WASHINGTON — Most Americans with intellectual or developmental disabilities remain shut out of the workforce, despite changing attitudes and billions spent on government programs to help them. Even when they find work, it’s often part time, in a dead-end job, or for pay well below the minimum wage.
Employment is seen as crucial for improving the quality of life for people with these disabilities and considered a benchmark for measuring the success of special- education programs. Yet the jobs picture is as bleak now it was more than a decade ago.
Only 44 percent of intellectually disabled adults are currently in the labor force, either employed or looking for work, while just 34 percent are actually working, according to a survey by Special Olympics and conducted by Gallup and the University of Massachusetts at Boston. That compares with 83 percent of nondisabled, working-age adults who are in the workforce.
“The needle has not changed in more than four decades,” said Gary Siperstein, professor at the University of Massachusetts and one of the authors of the study. “We just can’t move the barometer. And we’ve invested a lot of resources with lots of good programs around the country.”

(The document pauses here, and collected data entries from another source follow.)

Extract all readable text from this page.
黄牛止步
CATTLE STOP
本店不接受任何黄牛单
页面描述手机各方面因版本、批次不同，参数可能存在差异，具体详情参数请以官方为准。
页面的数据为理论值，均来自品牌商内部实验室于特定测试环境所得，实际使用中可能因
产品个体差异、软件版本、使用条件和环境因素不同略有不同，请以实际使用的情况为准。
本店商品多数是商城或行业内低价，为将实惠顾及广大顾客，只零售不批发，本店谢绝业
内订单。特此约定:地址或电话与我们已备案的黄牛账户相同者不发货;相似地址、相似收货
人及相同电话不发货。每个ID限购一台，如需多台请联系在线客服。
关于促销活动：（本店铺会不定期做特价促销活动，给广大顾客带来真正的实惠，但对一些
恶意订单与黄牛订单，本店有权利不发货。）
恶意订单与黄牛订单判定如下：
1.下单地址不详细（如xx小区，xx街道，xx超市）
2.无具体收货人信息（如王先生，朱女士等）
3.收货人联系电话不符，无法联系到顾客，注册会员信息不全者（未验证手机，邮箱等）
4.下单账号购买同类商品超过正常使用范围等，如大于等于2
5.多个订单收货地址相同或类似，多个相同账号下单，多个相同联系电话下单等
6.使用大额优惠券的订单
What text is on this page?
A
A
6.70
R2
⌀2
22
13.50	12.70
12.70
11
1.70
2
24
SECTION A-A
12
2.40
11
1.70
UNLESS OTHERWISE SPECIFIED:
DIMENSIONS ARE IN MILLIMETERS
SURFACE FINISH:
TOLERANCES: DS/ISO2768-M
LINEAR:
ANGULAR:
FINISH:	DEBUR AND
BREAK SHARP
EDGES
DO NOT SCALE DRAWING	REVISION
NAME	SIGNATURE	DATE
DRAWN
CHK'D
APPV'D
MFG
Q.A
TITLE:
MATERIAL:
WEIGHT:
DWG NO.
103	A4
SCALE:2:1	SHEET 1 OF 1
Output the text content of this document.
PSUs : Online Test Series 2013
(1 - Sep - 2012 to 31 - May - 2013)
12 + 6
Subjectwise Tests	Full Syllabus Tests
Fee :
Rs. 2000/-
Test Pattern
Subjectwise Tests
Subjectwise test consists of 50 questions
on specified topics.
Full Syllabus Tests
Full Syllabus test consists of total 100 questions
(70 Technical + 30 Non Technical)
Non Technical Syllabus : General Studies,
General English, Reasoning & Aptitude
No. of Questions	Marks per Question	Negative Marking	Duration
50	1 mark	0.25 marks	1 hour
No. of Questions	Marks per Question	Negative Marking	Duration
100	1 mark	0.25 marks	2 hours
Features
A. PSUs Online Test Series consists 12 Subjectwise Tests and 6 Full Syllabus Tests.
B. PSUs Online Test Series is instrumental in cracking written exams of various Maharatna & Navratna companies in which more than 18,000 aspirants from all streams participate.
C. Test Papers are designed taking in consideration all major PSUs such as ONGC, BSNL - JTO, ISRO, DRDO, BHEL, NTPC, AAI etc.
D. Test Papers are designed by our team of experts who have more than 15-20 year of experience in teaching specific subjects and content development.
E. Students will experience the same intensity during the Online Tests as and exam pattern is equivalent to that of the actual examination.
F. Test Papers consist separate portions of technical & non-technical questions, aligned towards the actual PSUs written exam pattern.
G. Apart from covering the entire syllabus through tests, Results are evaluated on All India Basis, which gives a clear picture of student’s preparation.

Intellectual disability can include conditions such as autism or Down syndrome. But the vast majority of cases are those with limited intellectual capacity — generally an IQ of about 75 or less — and limitations in handling basic life skills, such as counting money or taking public transportation.
About 28 percent of working-age adults with intellectual disabilities have never held a job. On the positive side, 62 percent of disabled people who work in a competitive setting have been there three years or more, showing they can work and stay with it.
“A lot of the problem has to do with low expectations,” said Lynnae Ruttledge, a member of the National Council on Disability, an independent federal agency that advises the government on disability policy. “Schoolteachers don’t have high expectations, and parents tend to be very protective of their children.”
But attitudes are changing, she said. There are now more programs to help disabled children gain work experience while still in school, making it easier to find a job. Many intellectually disabled people work in fast food, and retail chains such as Walgreens, Best Buy and Safeway have stepped up to hire them.